In March 2019, Forbes wrote a brilliant piece about us titled "This Company Is Desexualizing Swimwear". The article featured an interview with our Founder Rosie about her struggles to find a swimsuit for her weekly swim and the decision to take action into her own hands by launching Deakin and Blue in 2017.
After the piece had gone live lots of women got in touch with us to ask what was meant by "desexualising" swimwear. Can't, after all, women feel sexy in their swimwear if they want to? they asked.
The swimwear industry and the male gaze
The fashion industry has historically been highly sexist in its portrayal and representation of women. Male gaze (the depiction of women as objects of sexual desire for a male viewer's pleasure) is everywhere in fashion marketing but never more so than in lingerie and swimwear advertising. Too often men are shown surfing the waves or swimming lengths at the pool, whilst women are depicted lying down on a beach, usually in a sexually alluring pose. We have to ask what message this sends to women and girls about their bodies and their value.
At Deakin and Blue we believe the use of male gaze to this extent contributes significantly to the complex set of emotions that women can feel when they venture out to buy a bra or swimsuit.

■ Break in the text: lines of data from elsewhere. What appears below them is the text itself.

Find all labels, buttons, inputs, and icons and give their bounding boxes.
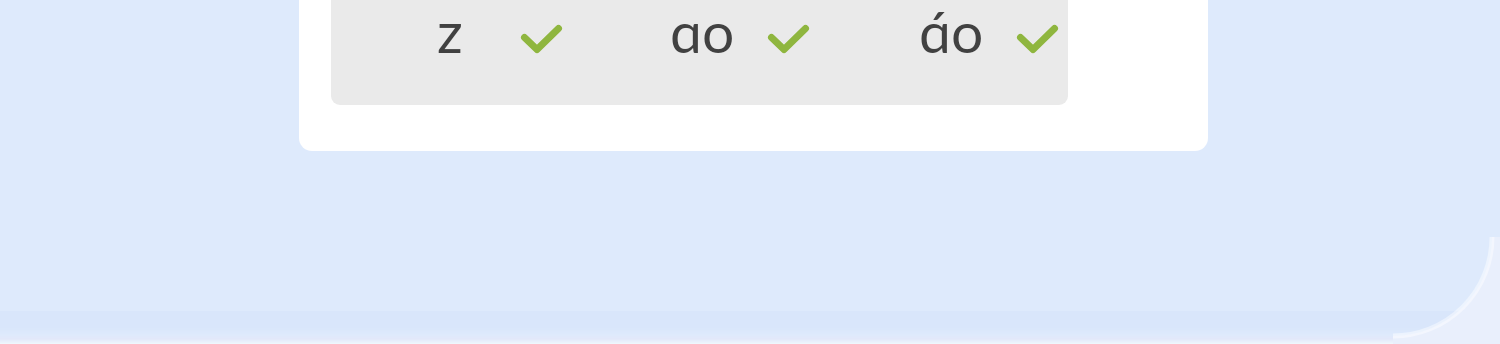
button[interactable]: ɑ́o	[905, 0, 1058, 48]
other: Correct	[768, 25, 809, 54]
button[interactable]: ɑo	[656, 0, 809, 48]
staticText: z	[437, 0, 463, 65]
other: Correct	[521, 25, 562, 54]
other: Correct	[1017, 25, 1058, 54]
staticText: ɑo	[670, 0, 735, 65]
staticText: ɑ́o	[919, 0, 984, 65]
button[interactable]: z	[423, 0, 562, 48]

Impacting women's image identity and body confidence
Research shows that more than 500,000 women have given up swimming in England and one in two mums have stopped taking their children to learn to swim because of body image concerns. At Deakin and Blue we believe the responsibility for these failures sits across the entire fashion industry value chain - from product design, sizing and fit development all the way through to the language used to sell swimwear (who, tell us, feels good in an "extra large"?) and the choice of models - their shapes, sizes, ages and races.
"You can't be what you can't see" is a phrase used widely (and rightly) today in relation to women in a variety of contexts including regarding women reaching the highest levels of their careers, industries and more.
We believe that "what you can see" really matters in consumer purchasing behaviour too. We believe that if you're already feeling nervous about going to the local pool or beach, then being constantly bombarded by a singular image of women in swimwear (typically very tall, very slim, very white, very small busted) can significantly exacerbate the feeling that your body is not 'right' for the beach or the pool. And yet - how wrong we know that to be! Just as Nike's Founder once said "If you have a body you are an athlete", we say "How to get a beach body? Take your body to the beach."
Reinventing swimwear
When we decided to launch Deakin and Blue we looked at everything we didn't like about the swimwear industry - from the flimsy fabrics that go see through too quickly, and the poor sizing options for women of different shapes to the highly airbrushed and edited sexualized models used to sell swimwear to women via the male gaze.
We decided, from the outset, to do things differently. And so, in reinventing swimwear, we decided to remove the sexualisation of the woman wearing swimwear. "Sexy", we decided, is something you can own for yourself, choose for yourself and wear if you want to. But no-one should have the right to sexualise you, without your consent.
So can you feel sexy in your swimwear?
Hell yes of course you can! At Deakin and Blue we are determined to help women feel however they want to feel in the swimwear - whether that's strong, confident, streamlined or sexy - your swimwear, your body, your choice.